Here you can find some of the best farm and pasture land in Nevada county. The water is generally reliable and not too deep. The area is criss-crossed with creeks and polka-dotted with ponds and small lakes.
In 2009 about 70 homes were sold in South County, all but three on at least 1 and 1/2 acres. In fact, 5 acres is the usual minimum sized parcel in the area. About a dozen pieces of raw land were sold, all between 5 and 35 acres at an average cost of about $16,000 an acre. Now before you start getting locked in on that figure, let me remind you that figuring price per acre is a complicated calculation with a lot of variables, not the least of which is experience. That’s why we don’t much like flat land and city slicker appraisers coming out here to estimate land value based on statistical prices per acre. Damned silly, that’s what that is.
This morning I was driving though South County on the way to the dump.

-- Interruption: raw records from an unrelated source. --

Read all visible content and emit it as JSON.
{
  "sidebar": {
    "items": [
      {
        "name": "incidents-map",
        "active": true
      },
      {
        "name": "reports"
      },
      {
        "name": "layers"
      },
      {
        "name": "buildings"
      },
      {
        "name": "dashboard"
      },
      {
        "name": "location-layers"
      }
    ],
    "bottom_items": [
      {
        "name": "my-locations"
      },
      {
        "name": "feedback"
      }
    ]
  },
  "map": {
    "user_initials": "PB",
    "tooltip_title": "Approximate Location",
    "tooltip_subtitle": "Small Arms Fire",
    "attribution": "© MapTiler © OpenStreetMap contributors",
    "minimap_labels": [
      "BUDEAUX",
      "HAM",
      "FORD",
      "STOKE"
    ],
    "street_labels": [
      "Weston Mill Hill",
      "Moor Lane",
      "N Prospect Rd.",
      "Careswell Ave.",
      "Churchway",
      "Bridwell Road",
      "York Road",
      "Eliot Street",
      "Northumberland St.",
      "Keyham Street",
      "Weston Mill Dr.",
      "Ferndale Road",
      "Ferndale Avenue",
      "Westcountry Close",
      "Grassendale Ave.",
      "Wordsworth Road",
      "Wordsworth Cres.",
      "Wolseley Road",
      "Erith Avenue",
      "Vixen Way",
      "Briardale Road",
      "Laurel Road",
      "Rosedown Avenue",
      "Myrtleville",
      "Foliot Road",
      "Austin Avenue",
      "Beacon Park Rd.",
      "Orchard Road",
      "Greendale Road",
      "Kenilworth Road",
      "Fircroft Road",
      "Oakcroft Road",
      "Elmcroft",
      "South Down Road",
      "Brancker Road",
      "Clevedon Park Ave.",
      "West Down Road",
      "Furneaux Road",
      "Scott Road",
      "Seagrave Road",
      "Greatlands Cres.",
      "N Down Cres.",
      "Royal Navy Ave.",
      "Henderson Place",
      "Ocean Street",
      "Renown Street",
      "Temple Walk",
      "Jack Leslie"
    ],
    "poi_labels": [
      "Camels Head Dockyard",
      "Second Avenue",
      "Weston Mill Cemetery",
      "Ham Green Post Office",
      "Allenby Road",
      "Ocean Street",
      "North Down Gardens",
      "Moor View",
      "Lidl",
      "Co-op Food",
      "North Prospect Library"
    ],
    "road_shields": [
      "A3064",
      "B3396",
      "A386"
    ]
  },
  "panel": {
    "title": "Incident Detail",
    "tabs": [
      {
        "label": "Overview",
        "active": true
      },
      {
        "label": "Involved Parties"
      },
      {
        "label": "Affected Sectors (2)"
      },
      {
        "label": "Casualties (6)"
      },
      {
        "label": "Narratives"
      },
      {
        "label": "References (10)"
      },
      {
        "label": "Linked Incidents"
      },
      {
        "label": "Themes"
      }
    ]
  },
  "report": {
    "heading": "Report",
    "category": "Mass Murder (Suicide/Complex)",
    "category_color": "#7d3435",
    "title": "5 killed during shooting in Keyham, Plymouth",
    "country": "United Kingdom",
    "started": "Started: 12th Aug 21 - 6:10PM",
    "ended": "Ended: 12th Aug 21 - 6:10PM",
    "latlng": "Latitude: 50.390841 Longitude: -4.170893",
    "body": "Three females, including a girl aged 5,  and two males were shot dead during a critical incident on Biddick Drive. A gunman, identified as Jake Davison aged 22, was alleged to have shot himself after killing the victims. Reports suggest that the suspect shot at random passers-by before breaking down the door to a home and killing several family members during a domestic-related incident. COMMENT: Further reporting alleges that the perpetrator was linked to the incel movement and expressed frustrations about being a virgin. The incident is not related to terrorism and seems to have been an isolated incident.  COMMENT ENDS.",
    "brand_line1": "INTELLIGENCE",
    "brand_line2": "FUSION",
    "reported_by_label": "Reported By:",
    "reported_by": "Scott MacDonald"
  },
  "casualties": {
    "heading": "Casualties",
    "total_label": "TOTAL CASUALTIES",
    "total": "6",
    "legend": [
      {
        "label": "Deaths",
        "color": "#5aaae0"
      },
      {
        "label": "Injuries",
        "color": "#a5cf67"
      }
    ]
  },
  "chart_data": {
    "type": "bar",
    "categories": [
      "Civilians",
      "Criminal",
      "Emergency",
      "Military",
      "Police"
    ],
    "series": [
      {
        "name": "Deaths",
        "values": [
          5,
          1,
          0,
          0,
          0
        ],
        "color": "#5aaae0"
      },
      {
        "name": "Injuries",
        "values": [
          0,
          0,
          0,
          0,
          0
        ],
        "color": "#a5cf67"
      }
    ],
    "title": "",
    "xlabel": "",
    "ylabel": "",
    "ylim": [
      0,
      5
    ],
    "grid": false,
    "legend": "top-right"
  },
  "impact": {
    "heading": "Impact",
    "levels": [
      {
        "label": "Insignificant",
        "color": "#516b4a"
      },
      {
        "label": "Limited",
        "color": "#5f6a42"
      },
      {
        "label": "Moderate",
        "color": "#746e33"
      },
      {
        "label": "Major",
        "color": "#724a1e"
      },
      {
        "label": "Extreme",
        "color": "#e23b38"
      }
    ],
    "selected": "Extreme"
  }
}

Some folks call it The McCourtney Transfer Station (hmph!). A surprise June rain had just freshened up the air. As we (me and my yeller dog, Dharma) came up over a rise, I could see, there, just beyond the next ridge, the Sutter Buttes. The Buttes are forty miles away, but they looked so clear and close I could butter them if I had a long knife. And some butter. Which I didn’t have. Either one.